Maceachren Alan, Dai Xiping, Hardisty Frank, Guo Diansheng, Lengerich Gene
GeoVISTA Center, Department of Geography, The Pennsylvania State University, University Park, PA 16802.
IEEE Conf Inf Vis. 2003:31-38. doi: 10.1109/INFVIS.2003.1249006.
We introduce an approach to visual analysis of multivariate data that integrates several methods from information visualization, exploratory data analysis (EDA), and geovisualization. The approach leverages the component-based architecture implemented in GeoVISTA Studio to construct a flexible, multiview, tightly (but generically) coordinated, EDA toolkit. This toolkit builds upon traditional ideas behind both small multiples and scatterplot matrices in three fundamental ways. First, we develop a general, MultiForm, Bivariate Matrix and a complementary MultiForm, Bivariate Small Multiple plot in which different bivariate representation forms can be used in combination. We demonstrate the flexibility of this approach with matrices and small multiples that depict multivariate data through combinations of: scatterplots, bivariate maps, and space-filling displays. Second, we apply a measure of conditional entropy to (a) identify variables from a high-dimensional data set that are likely to display interesting relationships and (b) generate a default order of these variables in the matrix or small multiple display. Third, we add conditioning, a kind of dynamic query/filtering in which supplementary (undisplayed) variables are used to constrain the view onto variables that are displayed. Conditioning allows the effects of one or more well understood variables to be removed from the analysis, making relationships among remaining variables easier to explore. We illustrate the individual and combined functionality enabled by this approach through application to analysis of cancer diagnosis and mortality data and their associated covariates and risk factors.
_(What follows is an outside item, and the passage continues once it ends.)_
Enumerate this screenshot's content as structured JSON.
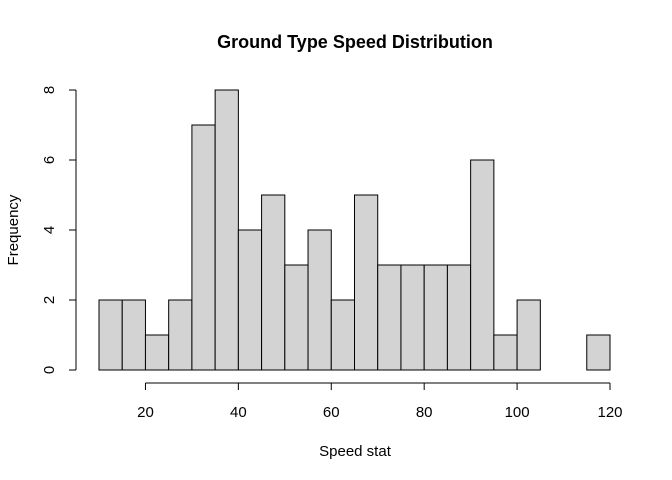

我们介绍了一种多变量数据可视化分析方法,该方法整合了信息可视化、探索性数据分析(EDA)和地理可视化中的多种方法。该方法利用GeoVISTA Studio中实现的基于组件的架构构建了一个灵活的、多视图的、紧密(但通用)协调的EDA工具包。这个工具包在小多重图和散点图矩阵背后的传统思想基础上,从三个基本方面进行了改进。首先,我们开发了一种通用的多形式双变量矩阵和一种互补的多形式双变量小多重图,其中可以组合使用不同的双变量表示形式。我们通过矩阵和小多重图展示了这种方法的灵活性,这些矩阵和小多重图通过散点图、双变量地图和空间填充显示的组合来描绘多变量数据。其次,我们应用条件熵度量来(a)从高维数据集中识别可能显示有趣关系的变量,以及(b)在矩阵或小多重显示中生成这些变量的默认顺序。第三,我们添加了条件设置,这是一种动态查询/过滤,其中使用补充(未显示)变量来约束对显示变量的视图。条件设置允许从分析中去除一个或多个已充分理解的变量的影响,使其余变量之间的关系更容易探索。我们通过将该方法应用于癌症诊断和死亡率数据及其相关协变量和风险因素的分析,说明了该方法的单独和组合功能。